Ha comenzado a debatirse en Venezuela si, una vez que el régimen chavista-madurista ha acumulado más de 22 años en el poder, la sociedad venezolana, la comunidad venezolana, ha sufrido lo que cabría llamar un daño antropológico: un cambio que, además de resultar significativo y evidente, ha afectado a muchos o, si se quiere, a amplias capas de la población.

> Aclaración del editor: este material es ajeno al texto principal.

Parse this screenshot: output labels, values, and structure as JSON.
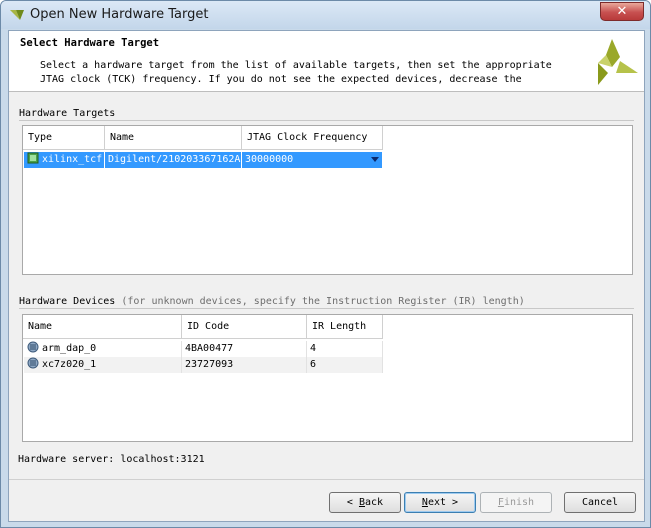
{
  "window": {
    "title": "Open New Hardware Target",
    "close_glyph": "✕"
  },
  "header": {
    "title": "Select Hardware Target",
    "description": "Select a hardware target from the list of available targets, then set the appropriate\nJTAG clock (TCK) frequency. If you do not see the expected devices, decrease the",
    "logo_icon": "xilinx-logo-icon",
    "logo_color": "#8a9a1b"
  },
  "targets": {
    "section_label": "Hardware Targets",
    "columns": [
      "Type",
      "Name",
      "JTAG Clock Frequency"
    ],
    "rows": [
      {
        "type": "xilinx_tcf",
        "name": "Digilent/210203367162A",
        "frequency": "30000000",
        "icon": "target-chip-icon",
        "selected": true
      }
    ]
  },
  "devices": {
    "section_label": "Hardware Devices",
    "section_hint": "(for unknown devices, specify the Instruction Register (IR) length)",
    "columns": [
      "Name",
      "ID Code",
      "IR Length"
    ],
    "rows": [
      {
        "name": "arm_dap_0",
        "id_code": "4BA00477",
        "ir_length": "4",
        "icon": "device-icon"
      },
      {
        "name": "xc7z020_1",
        "id_code": "23727093",
        "ir_length": "6",
        "icon": "device-icon"
      }
    ]
  },
  "server": {
    "label": "Hardware server: localhost:3121"
  },
  "buttons": {
    "back": {
      "mnemonic": "B",
      "rest": "ack",
      "prefix": "< "
    },
    "next": {
      "mnemonic": "N",
      "rest": "ext",
      "suffix": " >"
    },
    "finish": {
      "mnemonic": "F",
      "rest": "inish"
    },
    "cancel": {
      "label": "Cancel"
    }
  },
  "colors": {
    "selection": "#3399ff",
    "titlebar": "#c3d6ea",
    "close": "#c75050"
  }
}
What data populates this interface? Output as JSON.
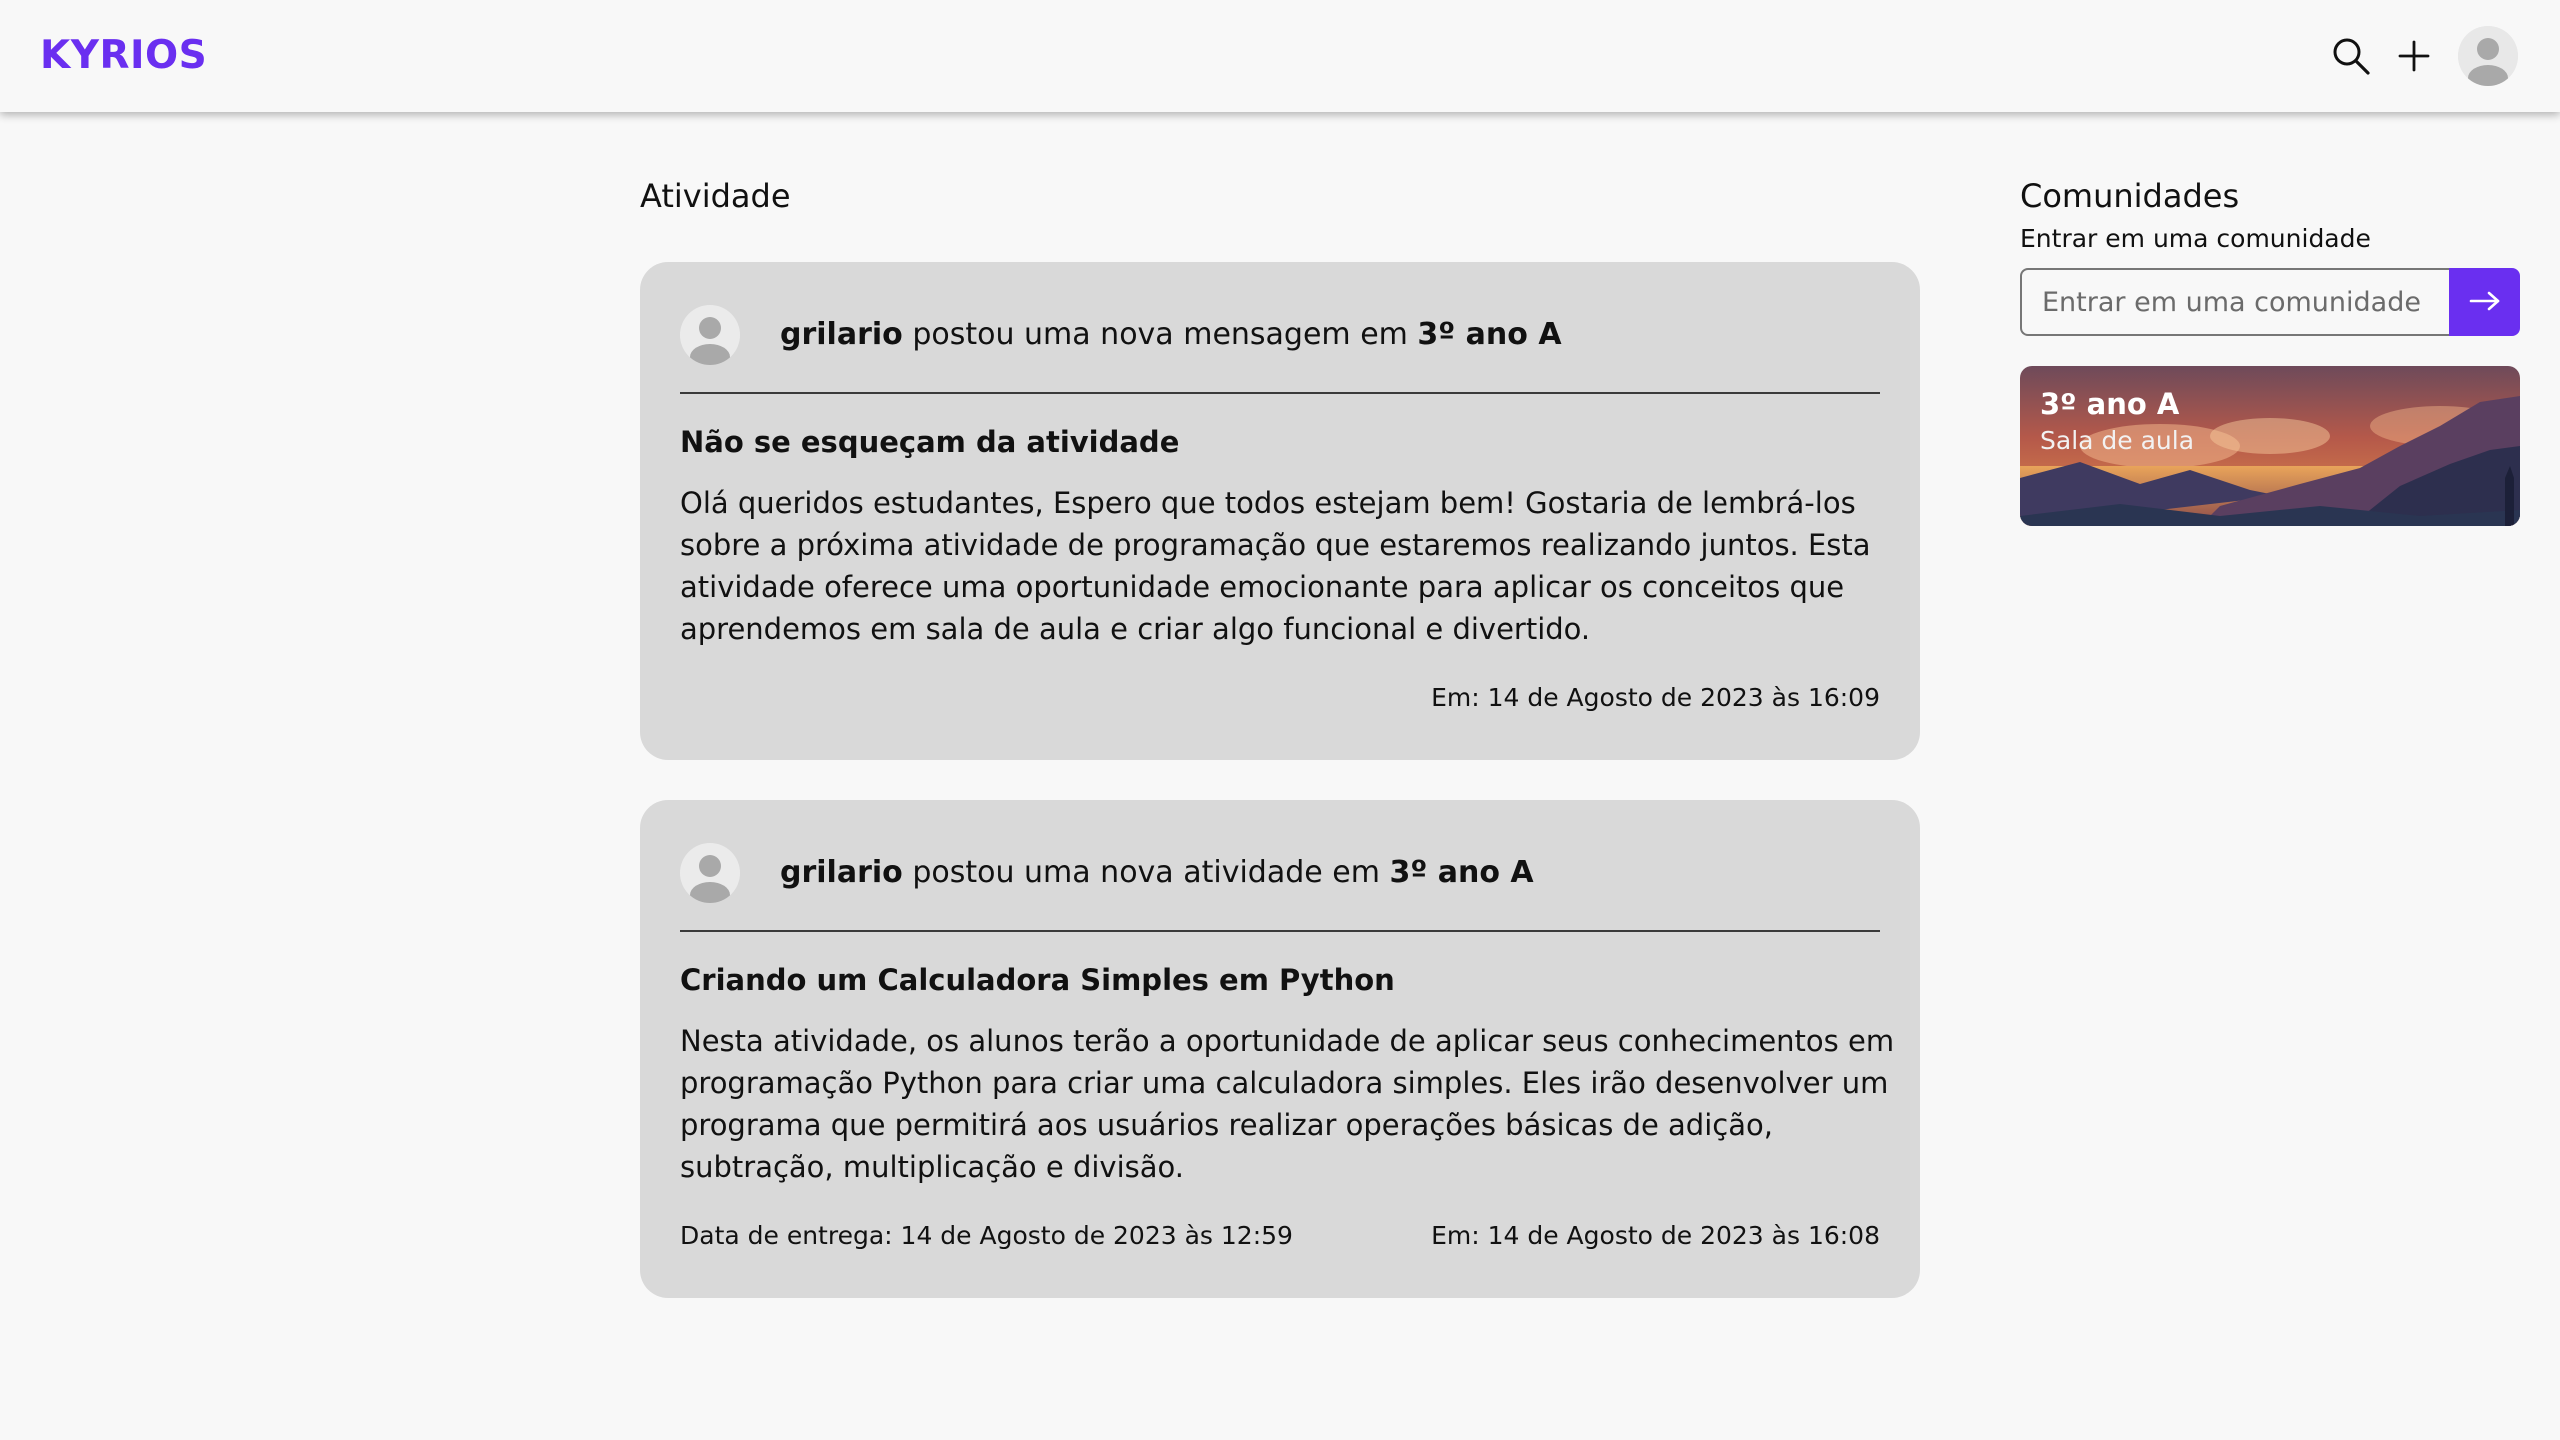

Se trata, obviamente, de un debate muy complejo, porque obliga a establecer un corte o un punto de partida. Para constatar que se ha producido un cambio, hay que definir o describir cómo era ese venezolano que ahora ya no es el mismo que antes, porque unas fuerzas se le han impuesto, han vencido sus resistencias y le han obligado a cambiar su constitución física; le han forzado a modificar sus modos de expresarse, de comunicarse y relacionarse con los demás; han torcido el vínculo con las instituciones; y, en un sentido más amplio, habría que evaluar si se le ha obligado a adoptar otra visión de la realidad o del mundo. Como el lector puede concluir, la cuestión puede resultar controvertida, suscitar criterios muy distintos, dar pie a una discusión sin principio ni final.
Sin embargo, a pesar de todas esas dificultades, tengo la idea de que algo se puede decir al respecto, a partir de evidencias razonables y a la vista de todos.
Una realidad, masiva e indiscutible, es la expansión del hambre y la pérdida de peso promedio de los venezolanos. Somos una sociedad que ha enflaquecido, que se alimenta mal y que ha perdido la capacidad de consumir proteínas. Estos son factores mensurables, que no pueden ocultarse ni negarse. Están expuestos a simple vista. En ello hay un clarísimo daño antropológico, social y sanitario, que compromete el futuro de las personas, de las familias y del país.
El otro aspecto inequívoco, que podría resultar en un cambio de profundas repercusiones, se refiere al tamaño de la migración forzada que se ha producido en nuestro país: está próxima a 20% de la población, casi 7 millones de personas. Que un país pierda semejante porcentaje de la población en un tiempo tan corto, sin estar en guerra, es un hecho inédito. Y obliga a preguntarse por sus consecuencias en el aparato productivo, en la disposición de talentos en el país, en las capacidades para afrontar la reconstrucción de Venezuela. Este gigantesco movimiento de personas, que no tiene antecedentes en América Latina, ocupa el interés de especialistas en universidades y academias del mundo entero. No me cabe duda: es un daño enorme y duradero a la comunidad venezolana.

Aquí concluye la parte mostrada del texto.